Due to the dry and hot weather throughout the summer, growers had to be extremely careful in selecting the exact right moment to harvest the grapes to ensure that they were able to preserve the acidity and avoid a high level of alcohol. For the growers in the south such as Mâconnais, their picking began in early September, which is comparably 10 days earlier than the traditional “100 days from flowering”. Whereas the north like Côte de Nuits, picking began in mid-late September as the abnormal weather affected the phenolic ripeness and required more time and rain to grow.
All these weather conditions led to significant reduction in yields but on the bright side (pun intended), the sunshine also allowed the grapes to fully ripen and offer amazing depth of flavour. It was a challenging year even for the top echelons, but many winemakers were able to create promising wines that are both concentrated but with amazing freshness, albeit lower volumes (1.2 million hectoliters vs 1.8 million in 2018 and average of 1.5 million).
The reds this year are a joy and fresher than 2018, with finesse and elegance.
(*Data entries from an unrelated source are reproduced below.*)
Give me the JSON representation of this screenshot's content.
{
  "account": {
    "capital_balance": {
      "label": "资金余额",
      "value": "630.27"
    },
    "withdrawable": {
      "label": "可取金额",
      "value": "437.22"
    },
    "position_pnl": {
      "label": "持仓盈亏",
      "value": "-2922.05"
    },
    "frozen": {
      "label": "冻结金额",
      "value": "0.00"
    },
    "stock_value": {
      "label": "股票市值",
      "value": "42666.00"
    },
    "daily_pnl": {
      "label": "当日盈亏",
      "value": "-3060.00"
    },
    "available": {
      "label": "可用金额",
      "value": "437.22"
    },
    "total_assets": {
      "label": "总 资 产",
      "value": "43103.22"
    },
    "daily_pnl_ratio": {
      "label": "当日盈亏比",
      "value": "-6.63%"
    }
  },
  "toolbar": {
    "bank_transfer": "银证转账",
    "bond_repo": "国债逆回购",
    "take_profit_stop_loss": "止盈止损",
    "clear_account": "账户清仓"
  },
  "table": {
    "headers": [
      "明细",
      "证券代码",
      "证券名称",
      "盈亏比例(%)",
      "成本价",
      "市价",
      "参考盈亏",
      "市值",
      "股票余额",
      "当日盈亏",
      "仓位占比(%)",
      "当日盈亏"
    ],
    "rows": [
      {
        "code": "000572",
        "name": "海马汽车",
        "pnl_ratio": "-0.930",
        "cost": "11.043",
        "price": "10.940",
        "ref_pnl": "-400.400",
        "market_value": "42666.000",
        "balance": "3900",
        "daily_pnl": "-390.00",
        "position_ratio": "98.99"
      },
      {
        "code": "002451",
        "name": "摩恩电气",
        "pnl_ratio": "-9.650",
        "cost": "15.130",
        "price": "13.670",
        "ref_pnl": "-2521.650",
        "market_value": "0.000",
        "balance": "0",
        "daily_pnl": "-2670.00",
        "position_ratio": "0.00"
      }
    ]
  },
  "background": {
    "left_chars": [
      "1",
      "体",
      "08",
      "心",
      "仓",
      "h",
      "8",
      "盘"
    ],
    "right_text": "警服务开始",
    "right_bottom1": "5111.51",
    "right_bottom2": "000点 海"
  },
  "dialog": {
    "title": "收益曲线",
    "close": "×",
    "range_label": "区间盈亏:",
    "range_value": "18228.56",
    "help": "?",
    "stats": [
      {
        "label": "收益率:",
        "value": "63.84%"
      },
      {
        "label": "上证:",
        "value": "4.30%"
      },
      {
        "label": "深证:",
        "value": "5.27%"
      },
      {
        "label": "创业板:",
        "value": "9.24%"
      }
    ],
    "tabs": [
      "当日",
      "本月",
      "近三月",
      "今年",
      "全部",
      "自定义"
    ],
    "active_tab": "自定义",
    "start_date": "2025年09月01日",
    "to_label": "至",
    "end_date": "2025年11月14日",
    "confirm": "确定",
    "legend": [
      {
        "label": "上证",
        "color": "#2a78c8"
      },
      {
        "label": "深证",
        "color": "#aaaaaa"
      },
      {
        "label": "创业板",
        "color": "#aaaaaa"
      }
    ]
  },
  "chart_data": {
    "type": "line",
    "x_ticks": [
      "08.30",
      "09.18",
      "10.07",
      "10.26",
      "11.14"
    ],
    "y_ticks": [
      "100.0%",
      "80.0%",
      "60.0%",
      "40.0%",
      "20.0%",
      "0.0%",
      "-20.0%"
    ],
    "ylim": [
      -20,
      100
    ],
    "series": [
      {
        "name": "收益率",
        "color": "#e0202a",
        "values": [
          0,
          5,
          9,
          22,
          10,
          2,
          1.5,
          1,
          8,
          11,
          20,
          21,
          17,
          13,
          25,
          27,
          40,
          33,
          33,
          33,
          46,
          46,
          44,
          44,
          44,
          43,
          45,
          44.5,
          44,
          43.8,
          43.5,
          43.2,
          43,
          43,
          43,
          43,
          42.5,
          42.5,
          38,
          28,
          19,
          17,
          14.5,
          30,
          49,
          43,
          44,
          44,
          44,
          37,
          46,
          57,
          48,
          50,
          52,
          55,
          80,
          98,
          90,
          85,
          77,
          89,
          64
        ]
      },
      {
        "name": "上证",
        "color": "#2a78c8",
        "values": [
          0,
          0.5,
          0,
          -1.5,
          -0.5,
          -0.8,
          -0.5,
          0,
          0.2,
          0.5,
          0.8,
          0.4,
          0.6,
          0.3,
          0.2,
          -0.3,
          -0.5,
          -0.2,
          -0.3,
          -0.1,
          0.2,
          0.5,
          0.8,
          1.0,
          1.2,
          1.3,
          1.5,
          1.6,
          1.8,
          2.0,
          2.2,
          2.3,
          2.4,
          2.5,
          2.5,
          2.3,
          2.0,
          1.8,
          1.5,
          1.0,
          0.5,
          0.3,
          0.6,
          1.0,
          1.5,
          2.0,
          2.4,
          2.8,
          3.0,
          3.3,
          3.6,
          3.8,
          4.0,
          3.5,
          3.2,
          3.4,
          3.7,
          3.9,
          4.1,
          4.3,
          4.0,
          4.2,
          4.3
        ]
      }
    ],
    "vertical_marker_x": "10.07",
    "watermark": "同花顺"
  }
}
Offers perfect ripeness, with plenty of body and a velvety tannic structure. Colours are deep and convincing, but they are not untraversable. The wines are quite powerful, and most likely have a high alcohol level and present high acidity.
Villages such as Santenay, Pommard, and Aloxe-Corton, as well as the famous Nuits-Saints-Georges and Gevrey-Chambertin are performing extremely well. Their sweet and juicy tannins give them the luscious charm which will please a lot of wine lovers.
The white wines in 2019 show a vivid and concentrated expression, centered around citrus and white fruits. Most white grapes were harvested in early September when it was getting cold in Burgundy thus the wines created are deeply aromatic and elegant, showing excellent balance and freshness.
Chardonnays from St Aubin, Blagny, Savigny-les-Beaune, St-Romain, Ladoix will be the top picks from this vintage, while classics like Meursault, Chassagne-Montrachet and Puligny-Montrachet are less impressive but still perform well.
The Buying Outlook
For vintage 2019, due to relatively lower yields across the region, the wine prices for 2019 will also be relatively higher than usual. According to critics and professionals, there is incredible acidity in the young reds but there is also higher levels of alcohol which enables the wine to age longer. With some time in storage to soften and allow the evolution of the deep and underlying flavour, the complexity and deliciousness would never disappoint its drinker.
So due to the lower yields and ageing potentials, it will be wise to invest in some 2019 as early as possible, even before release. As there are even lower yields for Burgundy whites, it is recommended to purchase them sooner as it is anticipated that the prices will surge upon the release of the vintage.